Sur les conséquences économiques du licenciement :
Sur l’indemnité compensatrice de préavis :
Monsieur X percevait une rémunération mensuelle brute de 2.912,32 euros. Aux termes de la convention collective métallurgie, le préavis est de deux mois.
Dès lors, le jugement déféré sera confirmé en ce qu’il a condamné l’employeur à verser à M. X la somme de 5.824,64 euros, outre 582,46 euros de congés afférents.
Sur l’indemnité de licenciement :
A la date de la prise d’acte, Monsieur X avait une ancienneté de 31 ans, 5 mois et 10 jours.
La convention collective métallurgie prévoyant une indemnité conventionnelle de 9,4 mois pour cette ancienneté, c’est à bon droit que les premiers juges ont fixé une indemnité de licenciement de 27.375,80 euros.
Sur les dommages-intérêts pour licenciement sans cause réelle et sérieuse:
M. X a retrouvé un emploi en mai 2017 avec une rémunération équivalente.
Compte tenu des motifs susvisés pour dire que la prise d’acte produisait les effets d’un licenciement sans cause réelle et sérieuse, de son âge à la date de la rupture du contrat de travail- 53 ans- et de son ancienneté dans l’entreprise, il y a lieu de fixer à 58.246 euros, soit l’équivalent de 20 mois de salaire, la réparation intégrale du préjudice de M. X consécutif à la perte de son emploi. Le jugement mérite également confirmation sur ce point.
Sur les primes de vacances :
La prime de vacances a été fixée à la somme de 550 euros bruts pour l’année 2017/2018. Il est établi que cette prime devait être versée au mois de juin 2017, étant précisé qu’elle est proratisée.
Dès lors, le jugement entrepris sera confirmé en ce qu’il a condamné l’employeur à verser à M. X la somme de 504,16 euros bruts.
Sur les autres demandes :
La SAS ARTS ENERGY sera condamnée à remettre à M. X les documents de fin de contrat de travail- certificat de travail, une attestation PÔLE EMPLOI rectifiée, bulletin de paie mentionnant les montants des condamnations du premier jugement ainsi que reçu de solde de tout compte. Afin d’assurer sa bonne exécution, il convient d’assortir cette condamnation d’une astreinte de 100 euros par jour de retard, pendant une durée de quatre mois, dans un délai d’un mois suivant la signification du présent arrêt.
S’agissant du point de départ des intérêts légaux, il convient de confirmer le jugement entrepris en ce qu’il a fixé comme point de départ des intérêts légaux le 7 juillet 2017, date de convocation de l’employeur devant le bureau de conciliation et d’orientation, pour les sommes ayant une origine contractuelle et la date du jugement pour les sommes ayant un caractère indemnitaire. La demande de M. X faisant l’objet de son appel incident sera, dès lors, rejetée.

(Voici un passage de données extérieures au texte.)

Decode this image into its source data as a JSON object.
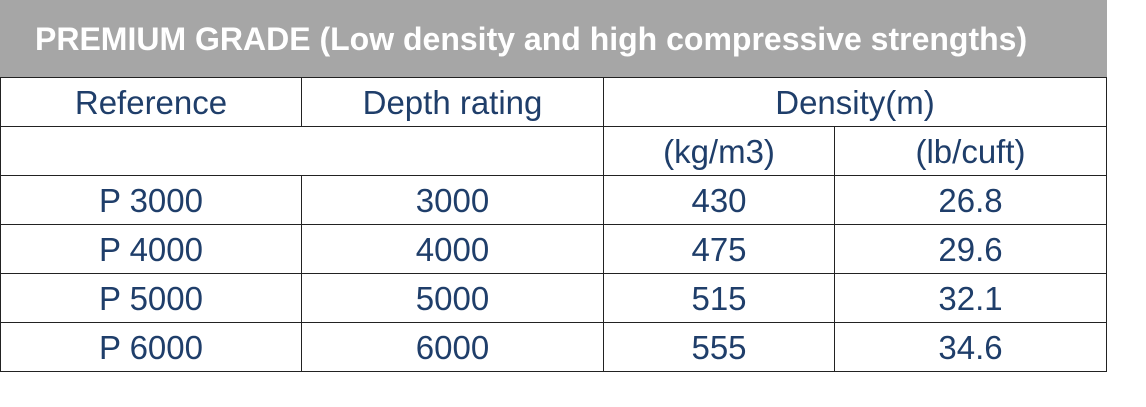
{
  "table": {
    "title": "PREMIUM GRADE (Low density and high compressive strengths)",
    "headers": [
      "Reference",
      "Depth rating",
      "Density(m)"
    ],
    "subheaders": [
      "(kg/m3)",
      "(lb/cuft)"
    ],
    "rows": [
      [
        "P 3000",
        "3000",
        "430",
        "26.8"
      ],
      [
        "P 4000",
        "4000",
        "475",
        "29.6"
      ],
      [
        "P 5000",
        "5000",
        "515",
        "32.1"
      ],
      [
        "P 6000",
        "6000",
        "555",
        "34.6"
      ]
    ]
  }
}
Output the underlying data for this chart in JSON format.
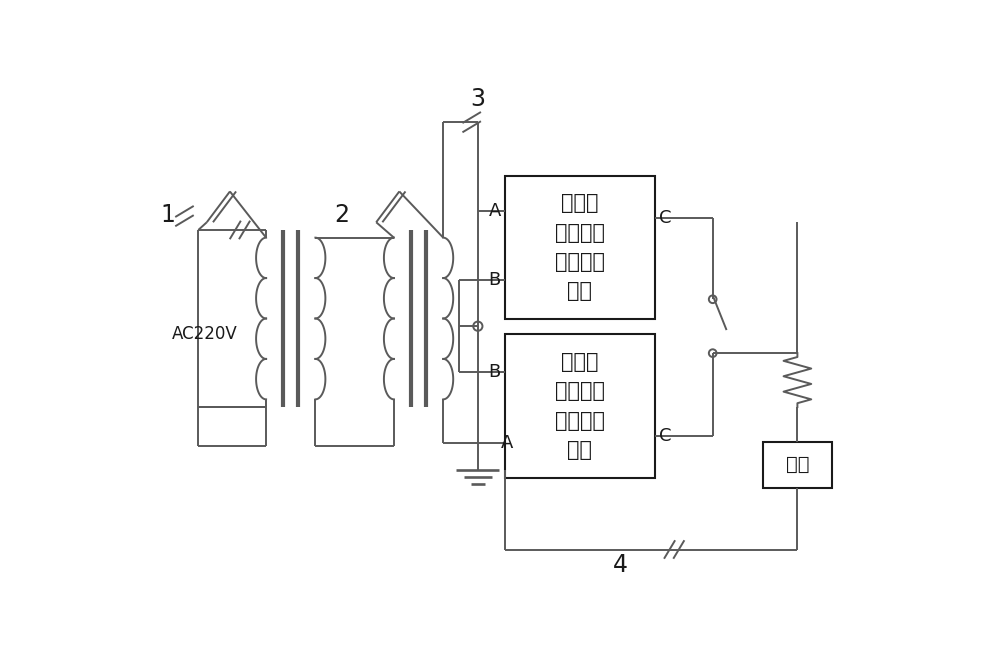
{
  "bg_color": "#ffffff",
  "line_color": "#5a5a5a",
  "box_color": "#1a1a1a",
  "text_color": "#1a1a1a",
  "figsize": [
    10.0,
    6.65
  ],
  "dpi": 100,
  "box1_lines": [
    "正极性",
    "直流高压",
    "串级发生",
    "电路"
  ],
  "box2_lines": [
    "负极性",
    "直流高压",
    "串级发生",
    "电路"
  ],
  "label_shipin": "试品",
  "label_ac": "AC220V",
  "labels_num": [
    "1",
    "2",
    "3",
    "4"
  ]
}
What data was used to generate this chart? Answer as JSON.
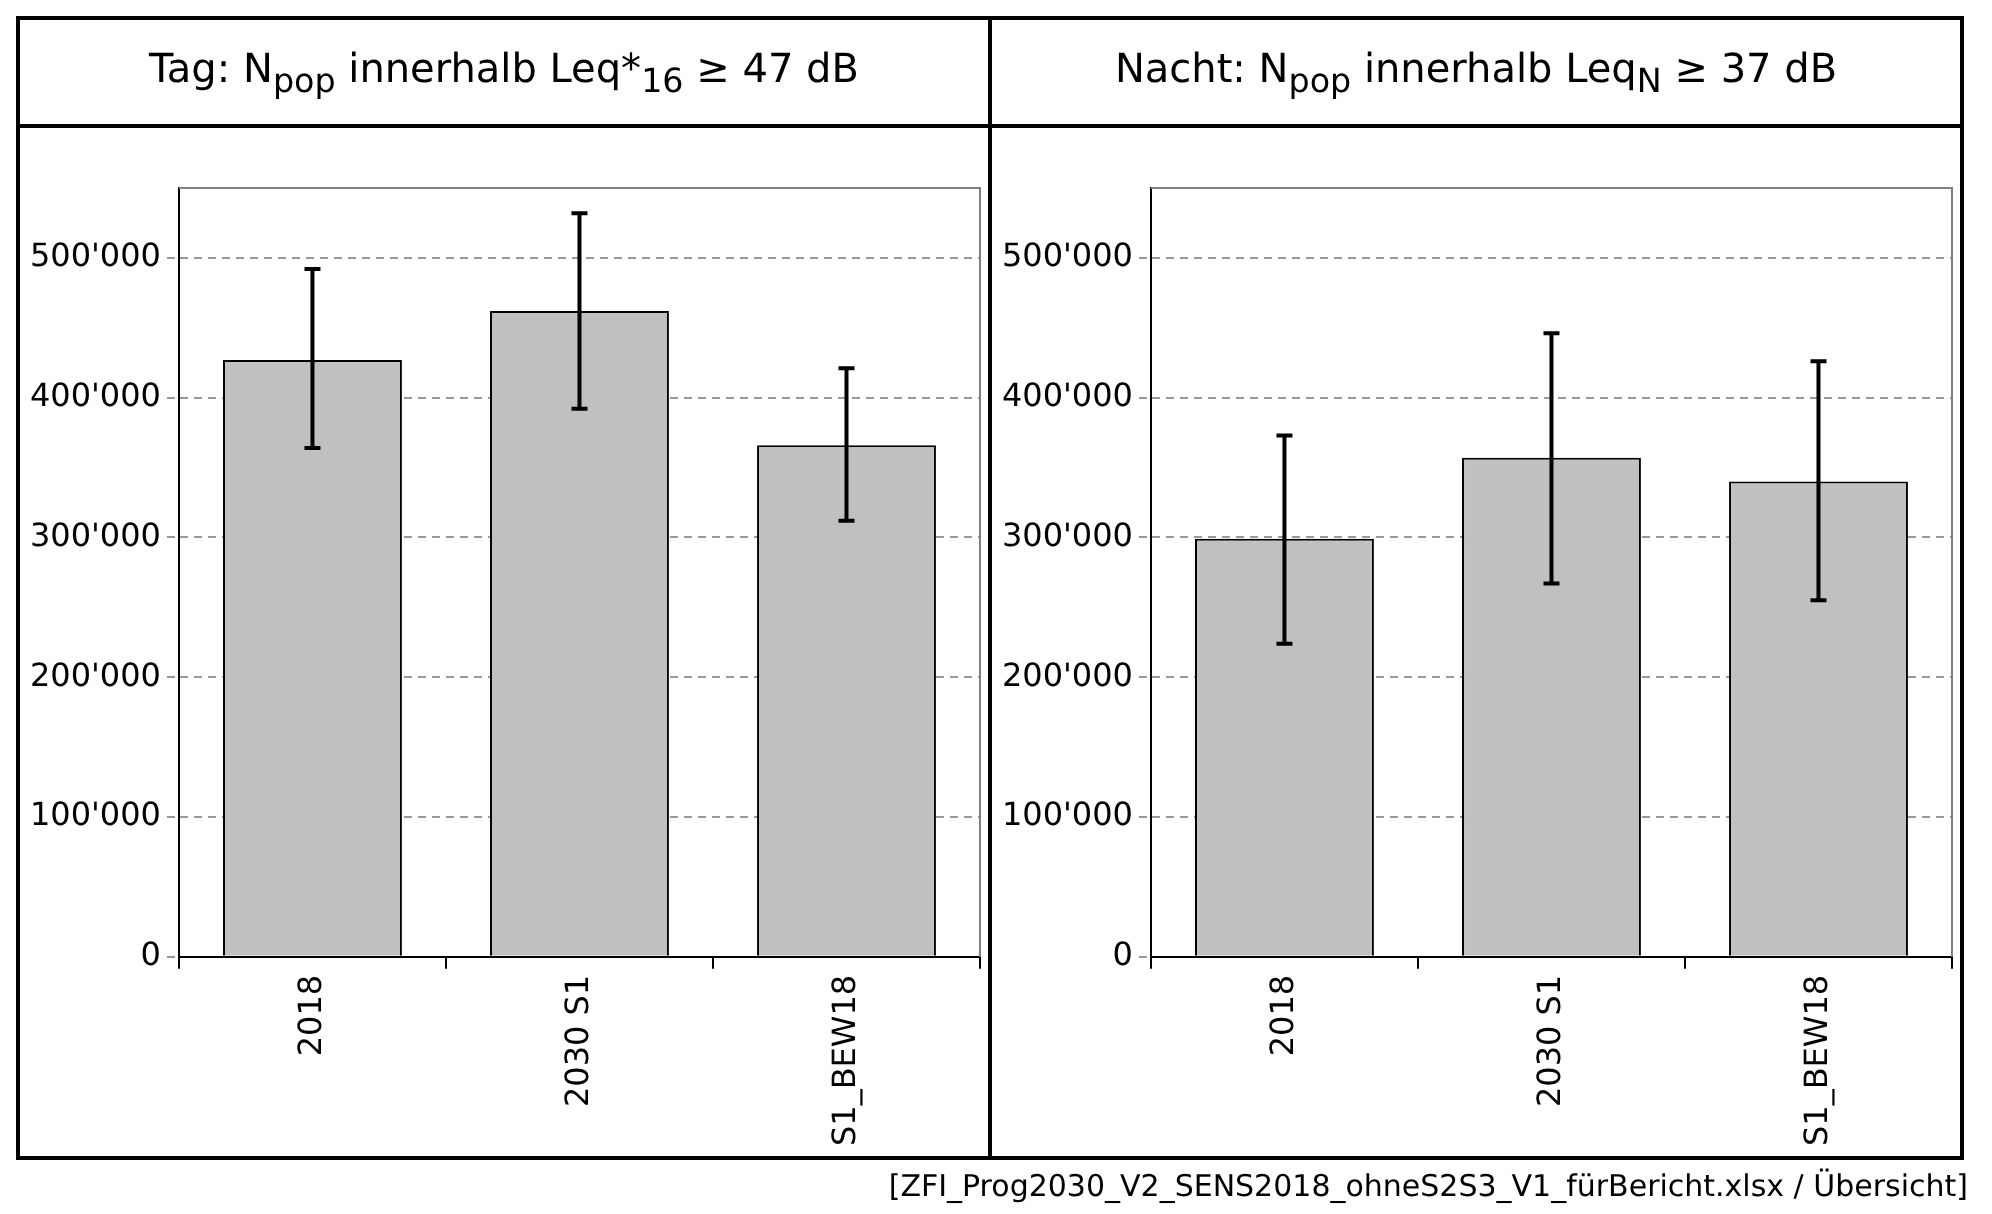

Au regard des circonstances de l’espèce, il serait inéquitable de laisser à la charge de M. X la totalité des frais qu’il a dû supporter dans le cadre de la présente instance. La SAS ARTS ENERGY sera, dès lors, condamnée à lui verser la somme de 2.000 euros en application des dispositions de l’article 700 du code de procédure civile.
Enfin, la SAS ARTS ENERGY, partie principalement succombante devant la présente instance, sera condamnée aux dépens.
PAR CES MOTIFS
La Cour,
Confirme l’ensemble des dispositions du jugement du 14 septembre 2018 du conseil de prud’hommes d’ANGOULÊME,
Y ajoutant,
Déboute Monsieur Z X de sa demande faisant l’objet de son appel incident;
Condamne la SAS ARTS ENERGY à remettre à Monsieur Z X les documents de fin de contrat -certificat de travail, une attestation PÔLE EMPLOI rectifiée, bulletin de paie mentionnant les montants des condamnations du premier jugement ainsi que reçu de solde de tout compte- selon les termes du jugement du 14 septembre 2018 et du présent arrêt sous astreinte de 100 euros par jour de retard, pendant un délai de quatre mois, dans un délai d’un mois suivant la signification du présent arrêt;
Rejette le surplus des demandes;
Condamne la SAS ARTS ENERGY à verser à Monsieur Z X la somme de 2.000 euros (DEUX MILLE EUROS) en application des dispositions de l’article 700 du code de procédure civile;
Condamne la SAS ARTS ENERGY aux dépens.
Signé par C Veyssière, président et par Evelyne Gombaud, greffière, à laquelle la minute de la décision a été remise par le magistrat signataire.